という大ニュースが、「アルマ」を描くノンフィクションの取材・執筆の途上に飛び込んできたのだ。「大変だ!」とばかりに、私は国立天文台に駆け込み、林正彦台長を初め「アルマ」の関係者に興奮状態でインタビューして回ったのだった。

 宇宙に浮かぶ地球に生まれた私の体、生命は、宇宙で作られた材料でできている。となれば、「私は、私の材料はどのようにして宇宙で誕生したのか」を知りたい。その答に通じるこの観測画像は、待ちに待っていた「アルマ」の大成果だった。
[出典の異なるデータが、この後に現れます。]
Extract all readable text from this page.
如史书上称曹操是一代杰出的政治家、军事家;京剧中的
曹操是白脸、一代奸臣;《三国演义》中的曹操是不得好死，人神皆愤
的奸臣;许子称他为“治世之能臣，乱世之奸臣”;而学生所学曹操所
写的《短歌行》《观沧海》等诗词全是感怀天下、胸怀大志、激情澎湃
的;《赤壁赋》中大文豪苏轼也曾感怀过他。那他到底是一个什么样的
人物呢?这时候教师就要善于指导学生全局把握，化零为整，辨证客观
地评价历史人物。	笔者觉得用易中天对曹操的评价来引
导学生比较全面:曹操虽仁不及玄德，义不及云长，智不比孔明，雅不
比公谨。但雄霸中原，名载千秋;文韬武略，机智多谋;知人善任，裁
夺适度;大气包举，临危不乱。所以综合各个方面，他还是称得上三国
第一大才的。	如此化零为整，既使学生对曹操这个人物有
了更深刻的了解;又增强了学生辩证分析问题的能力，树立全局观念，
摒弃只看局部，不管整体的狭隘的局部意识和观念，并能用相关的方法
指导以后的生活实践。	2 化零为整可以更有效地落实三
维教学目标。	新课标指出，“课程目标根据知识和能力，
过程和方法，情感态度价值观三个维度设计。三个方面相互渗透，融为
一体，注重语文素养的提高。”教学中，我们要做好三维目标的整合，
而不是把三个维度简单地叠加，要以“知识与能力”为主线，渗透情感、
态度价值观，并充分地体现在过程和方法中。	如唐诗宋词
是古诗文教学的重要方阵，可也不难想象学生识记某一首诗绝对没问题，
私の「元」は、こういう場所で誕生したのだから。

2012年から100人以上の声を

 2012年と2013年、アンデス山脈の標高5000mの天空の天文台を2度訪ね、「アルマ」の30年にわたるプロジェクトをノンフィクションとしてまとめようと取材・執筆を続けていたが、物語の着地点がみつからず足踏み状態が続いていた。いくら「凄いモノを作ったぞ」と書いても、その成果が書けなければ読者は納得してくれない……。

 だが、これではずみがついた。

 取材に拍車をかけ、天文学者、アンテナなどを製造したメーカー、町工場の凄腕の職人たちなどを100人以上訪ね、長時間インタビューを続け、やっと拙著『スーパー望遠鏡「アルマ」の創造者たち』を書き終えることができたのである。

 天文学や宇宙に関心が薄い方も少なくないと思うが、ギリシア時代から「天文学は最も基本的な教養」とされてきた。重鎮が集まる国際会議後のパーティでの会話では、宇宙や天文を話題にするのがベストだ。パーティーにまで政治やカネの話を持ち込むのはタブーだが、宇宙・天文は人類共通の話題だからだ。宇宙・天文への造詣は、国際人に欠かせぬ教養なのだと聞いたこともある。